También puedes buscar este autor en PubMed Google Scholar.

También puedes buscar este autor en PubMed Google Scholar.

También puedes buscar este autor en PubMed Google Scholar.

También puedes buscar este autor en PubMed Google Scholar.

También puedes buscar este autor en PubMed Google Scholar.

KLG y AS idearon y diseñaron experimentos; NS, KLG y AS realizaron los experimentos; AH, NS, SKD, FY y AS analizaron los datos; AH, NS, SKD, FY, KLG y AS contribuyeron con materiales y herramientas de análisis; y AH, NS, SKD, FY, KLG y AS escribieron el artículo.

Correspondencia a Ashley Shade.

Los autores declaran no tener conflictos de intereses.

Nature Communications agradece a los revisores anónimos por su contribución a la revisión por pares de este trabajo. Los informes de los revisores pares están disponibles.

Nota del editor Springer Nature se mantiene neutral con respecto a reclamos jurisdiccionales en mapas publicados y afiliaciones institucionales.

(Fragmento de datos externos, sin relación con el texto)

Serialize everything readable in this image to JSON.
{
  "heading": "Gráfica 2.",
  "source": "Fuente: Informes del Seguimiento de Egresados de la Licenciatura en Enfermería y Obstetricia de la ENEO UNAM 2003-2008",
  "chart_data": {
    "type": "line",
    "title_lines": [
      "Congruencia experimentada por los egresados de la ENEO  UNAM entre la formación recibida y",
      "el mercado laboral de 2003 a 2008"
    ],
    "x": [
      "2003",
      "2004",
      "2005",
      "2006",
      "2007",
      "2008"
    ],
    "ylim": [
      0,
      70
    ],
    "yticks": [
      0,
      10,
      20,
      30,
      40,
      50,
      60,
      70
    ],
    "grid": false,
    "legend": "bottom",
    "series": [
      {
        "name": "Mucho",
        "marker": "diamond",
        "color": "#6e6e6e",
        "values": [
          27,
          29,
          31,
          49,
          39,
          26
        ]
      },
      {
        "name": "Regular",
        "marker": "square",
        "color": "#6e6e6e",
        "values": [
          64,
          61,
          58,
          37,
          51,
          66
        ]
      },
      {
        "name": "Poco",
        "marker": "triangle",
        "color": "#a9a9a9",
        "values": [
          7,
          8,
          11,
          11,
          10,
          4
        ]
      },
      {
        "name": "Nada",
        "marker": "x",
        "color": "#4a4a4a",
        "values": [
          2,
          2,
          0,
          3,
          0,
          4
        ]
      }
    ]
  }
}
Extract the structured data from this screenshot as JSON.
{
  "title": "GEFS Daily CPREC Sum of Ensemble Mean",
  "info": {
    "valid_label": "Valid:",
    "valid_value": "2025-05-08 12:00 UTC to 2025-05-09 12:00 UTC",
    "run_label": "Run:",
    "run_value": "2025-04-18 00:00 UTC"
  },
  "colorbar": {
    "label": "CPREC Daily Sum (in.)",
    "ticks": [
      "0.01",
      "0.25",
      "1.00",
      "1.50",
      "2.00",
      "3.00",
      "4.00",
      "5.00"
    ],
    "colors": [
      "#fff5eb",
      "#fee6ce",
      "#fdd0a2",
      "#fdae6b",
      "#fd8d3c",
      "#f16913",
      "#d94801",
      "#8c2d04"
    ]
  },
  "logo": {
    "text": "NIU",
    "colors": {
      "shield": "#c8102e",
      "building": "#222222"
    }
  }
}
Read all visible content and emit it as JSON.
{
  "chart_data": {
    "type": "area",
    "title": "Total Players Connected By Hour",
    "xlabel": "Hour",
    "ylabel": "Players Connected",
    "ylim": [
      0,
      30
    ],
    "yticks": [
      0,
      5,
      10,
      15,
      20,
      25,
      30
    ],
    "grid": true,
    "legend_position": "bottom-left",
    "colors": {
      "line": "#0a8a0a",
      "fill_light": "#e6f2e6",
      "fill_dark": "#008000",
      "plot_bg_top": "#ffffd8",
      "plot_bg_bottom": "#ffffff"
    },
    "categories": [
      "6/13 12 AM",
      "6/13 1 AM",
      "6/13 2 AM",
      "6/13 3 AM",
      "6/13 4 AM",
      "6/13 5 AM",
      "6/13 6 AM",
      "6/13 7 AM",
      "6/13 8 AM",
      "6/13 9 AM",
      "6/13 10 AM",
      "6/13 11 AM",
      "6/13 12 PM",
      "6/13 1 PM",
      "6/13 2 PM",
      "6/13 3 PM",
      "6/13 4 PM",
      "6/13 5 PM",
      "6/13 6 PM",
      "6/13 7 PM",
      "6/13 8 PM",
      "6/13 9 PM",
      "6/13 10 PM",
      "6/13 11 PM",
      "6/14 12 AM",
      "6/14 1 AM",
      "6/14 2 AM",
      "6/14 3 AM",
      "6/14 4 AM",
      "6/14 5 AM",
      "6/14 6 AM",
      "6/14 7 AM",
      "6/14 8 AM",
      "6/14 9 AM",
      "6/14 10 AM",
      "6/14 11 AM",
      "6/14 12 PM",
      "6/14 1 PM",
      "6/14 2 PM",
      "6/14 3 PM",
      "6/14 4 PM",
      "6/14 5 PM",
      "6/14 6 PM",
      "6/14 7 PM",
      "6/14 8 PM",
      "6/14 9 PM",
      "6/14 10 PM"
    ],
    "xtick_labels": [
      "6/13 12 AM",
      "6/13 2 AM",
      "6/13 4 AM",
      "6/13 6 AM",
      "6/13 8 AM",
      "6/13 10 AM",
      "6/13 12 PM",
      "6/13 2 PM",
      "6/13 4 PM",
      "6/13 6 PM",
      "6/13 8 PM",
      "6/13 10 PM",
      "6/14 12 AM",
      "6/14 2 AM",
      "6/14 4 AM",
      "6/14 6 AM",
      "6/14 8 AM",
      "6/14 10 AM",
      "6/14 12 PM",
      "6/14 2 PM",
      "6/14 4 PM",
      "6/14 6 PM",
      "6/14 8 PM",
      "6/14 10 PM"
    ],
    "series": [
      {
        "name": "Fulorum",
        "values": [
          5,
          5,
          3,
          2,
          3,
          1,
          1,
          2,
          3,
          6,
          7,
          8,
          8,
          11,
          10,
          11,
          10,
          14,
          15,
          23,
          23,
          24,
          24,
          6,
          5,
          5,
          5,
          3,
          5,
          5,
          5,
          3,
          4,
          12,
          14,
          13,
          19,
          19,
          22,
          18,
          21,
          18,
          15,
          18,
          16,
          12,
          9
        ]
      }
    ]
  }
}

Acceso Abierto Este artículo está bajo una Licencia Internacional Creative Commons Attribution 4.0, que permite el uso, compartir, adaptación, distribución y reproducción en cualquier medio o formato, siempre y cuando se dé el crédito apropiado a los autores originales y a la fuente. proporcione un enlace a la licencia Creative Commons e indique si se realizaron cambios. Las imágenes u otro material de terceros en este artículo están incluidos en la licencia Creative Commons del artículo, a menos que se indique lo contrario en una línea de crédito al material. Si el material no está incluido en la licencia Creative Commons del artículo y su uso previsto no está permitido por la normativa legal o excede el uso permitido, deberá obtener permiso directamente del titular de los derechos de autor. Para ver una copia de esta licencia, visite http://creativecommons.org/licenses/by/4.0/.

Reimpresiones y permisos

Howe, A., Stopnisek, N., Dooley, SK et al. Actividades estacionales del microbioma de la filosfera de cultivos perennes. Nat Comuna 14, 1039 (2023). https://doi.org/10.1038/s41467-023-36515-y

Descargar cita

Recibido: 08 de noviembre de 2022

Aceptado: 03 de febrero de 2023

Publicado: 23 de febrero de 2023

DOI: https://doi.org/10.1038/s41467-023-36515-y

Cualquier persona con la que comparta el siguiente enlace podrá leer este contenido:

Lo sentimos, actualmente no hay un enlace para compartir disponible para este artículo.

Proporcionado por la iniciativa de intercambio de contenidos Springer Nature SharedIt

Al enviar un comentario, acepta cumplir con nuestros Términos y pautas de la comunidad. Si encuentra algo abusivo o que no cumple con nuestros términos o pautas, márquelo como inapropiado.